Ok, so your board design is perfect and you've got pedals, power supply and cables. Then all you need to do is build the pedalboard of your dreams. Which of course sounds much easier than it is, at least for some of us. I myself didn't really shine on the lessons in school where you were about to craft something. Fortunately, I knew someone who did - my dad, who nowadays works as a blacksmith. So I discussed my design with him and asked him to help me out turning it from paper to reality. Good for me, he did. Chances are that you also know someone who can help you out building your pedalboard and that you can return the favor in some other way. Or you can of course try on your own, but this isn't as easy as IKEA furniture (as if their stuff would be easy to piece together, I've used my fair share of foul language screwing together their shelves and chairs). But what I'd like to emphasize is that you make sure that your pedalboard is quality crafted and not carelessly put together in a quarter or two. Make sure that the job is done decently so that your great design also turns out great in reality. And if you encounter problems, think them through before you solve them. The best is if you can get feedback on your design before the building begins, because then you will realize if there's something mising or if your design is impossible to pull off. Don't rush, take your time and do a proper job. You will thank yourself, and the one who eventually assists you, later.
When the board is built there's only one thing left to do - hook up your pedals so they won't easily come off. When properly mounted you won't be afraid of pedals loosening from the board when it's transported from one place to another. What you is velcro tape. It's reliable, often pretty cheap and if you can't get hold of it in your local area it's easy to find on the Internet. The velcro tape is comprised of two parts: one that feels a bit fuzzy an one that's rougher on the surface. Fasten the fuzzy one on the pedalboard and the rough one under your pedal. Why, you might ask? Because most fabric made pedalboards has the fuzzy side on them, so if you want the oppurtunity to switch board to one of those it will be easy. Make sure to put the velcro tape exactly where you want it on the pedal, so it fits with your design. It's also beneficial if it doesn't get in the way of any screws that might be needed to open up the pedal if you want to change the battery. When this is done, fasten your pedals to the board, connect them to your power source and hook them together with cables. Connect your guitar and amp and enjoy the sound that comes out of your rig. And if it would be noise coming out, try to find what's wrong and try again. A good pedalboard is a way to get more artistic freedom byadding more colours to your palette of sounds that you need to paint your masterpiece.

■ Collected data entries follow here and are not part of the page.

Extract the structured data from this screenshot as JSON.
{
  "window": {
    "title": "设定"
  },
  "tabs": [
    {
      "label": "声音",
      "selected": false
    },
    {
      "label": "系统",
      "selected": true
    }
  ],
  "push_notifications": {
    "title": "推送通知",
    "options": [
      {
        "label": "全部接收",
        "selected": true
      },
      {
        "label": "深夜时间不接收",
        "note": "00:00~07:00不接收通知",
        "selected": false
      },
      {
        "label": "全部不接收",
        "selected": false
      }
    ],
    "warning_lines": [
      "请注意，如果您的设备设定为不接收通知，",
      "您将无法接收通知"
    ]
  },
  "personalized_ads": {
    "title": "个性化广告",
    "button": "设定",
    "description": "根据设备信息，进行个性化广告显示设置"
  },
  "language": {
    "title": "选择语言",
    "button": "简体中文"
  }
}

My own pedalboard is made up of three different boards (yes, I own a lot of pedals) that goes into three different amps. This is of course a monster rig which I cannot bring to small club gigs. So when these events comes up I get the most essential pedals for a gig and fasten them on another, smaller board which I use exclusively for live situations. When I come home I move them back to my home rig, which I use for recording and writing. This works pretty well for me, hopefully you'll find a way that will work out good for you.